Retour au septentrion pour savourer pleinement le Moulin à Vent 2009 du domaine des Côtes de la Molière et pour le plaisir de surprendre Isabelle Perraud le nez dans le verre. A sa gauche, la voisine Brigitte Roch présente ses superbes Côte Rôtie, dont Les Grandes Places 2007, ainsi que le pétaradant Coteaux du Lyonnais du fiston. À sa droite, chez Jean-Philippe Padié, le vigneron qui Llan-A dans le calcif, même s'il déserte son stand de temps en temps, on pouvait goûter une Milouise 2008 à tomber, très jurassienne dans l'esprit, un Petit Taureau 2007 sévèrement burné et un Ciel Liquide 2006 particulièrement étincelant. Et quelques autres quilles, dont ce LLan-A (qu'il faut prononcer "Y'en a"). Un OVNI du Sud, qui milite fièrement pour un rapprochement roussillano-jurassique.
On ne saurait quitter Olne sans évoquer les autres vignerons qui nous ont régalé à l'occasion du Salon: Charles Dagand, de l'Octavin en Arbois, Noël Dupasquier et ses superbes Roussettes de Savoie, Nicolas Renaud du Clos de Grillons, dans le Gard, dont les vins chantent toute l'année, Emmanuelle Dupéré et Laurent Barrera, pour leur baptême du feu en mode "salon", Nicolas Mariotti Bindi et ses Patrimonio de toute (île de) beauté, Fred Cossard et ses grands vins de Bourgogne, impressionnants de pureté et de minéralité, notamment les blancs.
Et encore bien d'autres, impossible de les citer tous et pas eu le temps ni le loisir de tout goûter, parce qu'il a bien fallu faire un peu de tourisme, une fois.
D'abord du côté de l'Ardenne bleue, pays des cascades et des sources, bleues comme un ciel dégagé sans avion.

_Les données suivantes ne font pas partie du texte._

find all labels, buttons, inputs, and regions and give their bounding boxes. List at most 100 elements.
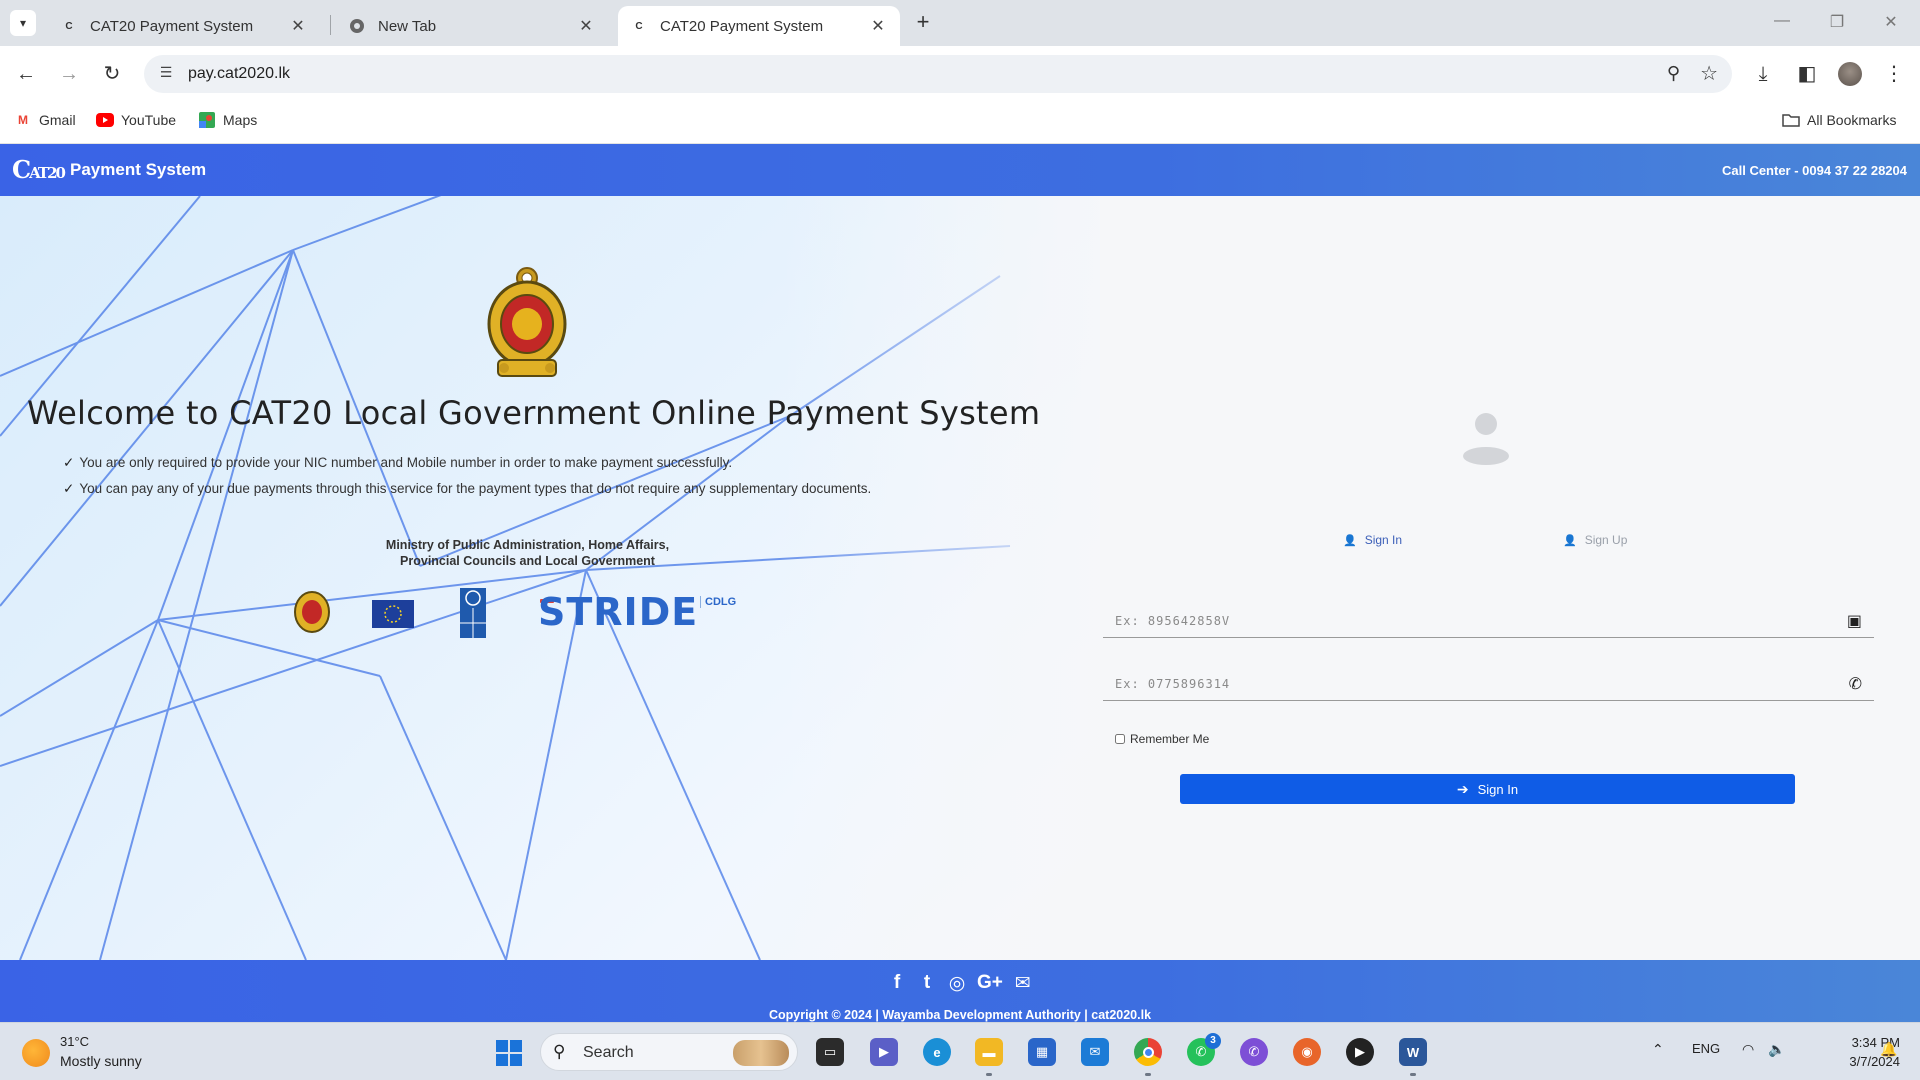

Sale coup à Coo, où nous nous sommes retrouvés, suite à une erreur d'aiguillage, sur l'aire de stationnement du parc d'attractions Ploopsa Coo. Heureusement, la randonnée entre Roanne et Amblève était gratuite, contrairement au parking. Mais l'affiche représentant la cascade de Coo, très photogénique, valait le détour.
Puis, du côté de Bruges et de la mer du Nord, où il fallait bien tremper les pieds un jour, après une assiette de moules-frites pour touristes en terrasse. Heureusement une bonne bière Cantillon chez Hans Dusselier de Wijnfolie, à Aalter, a bien lavé tout ça et contribué à une meilleure digestion avant de regagner la Wallonie.
Retour en Province de Liège, donc, pour une ultime soirée, privée celle-là, à l'Hostellerie du Postay. Le cochon ibérique confit à basse température et sous vide, dignement arrosé de magnums d'Anjou rouge de "Monsieur Mosse" et du Cheverny Les Ardilles 2008 d'Hervé Villemade, de grands vins véritablement émouvants, restera l'un des grands moments gastronomiques de ce séjour.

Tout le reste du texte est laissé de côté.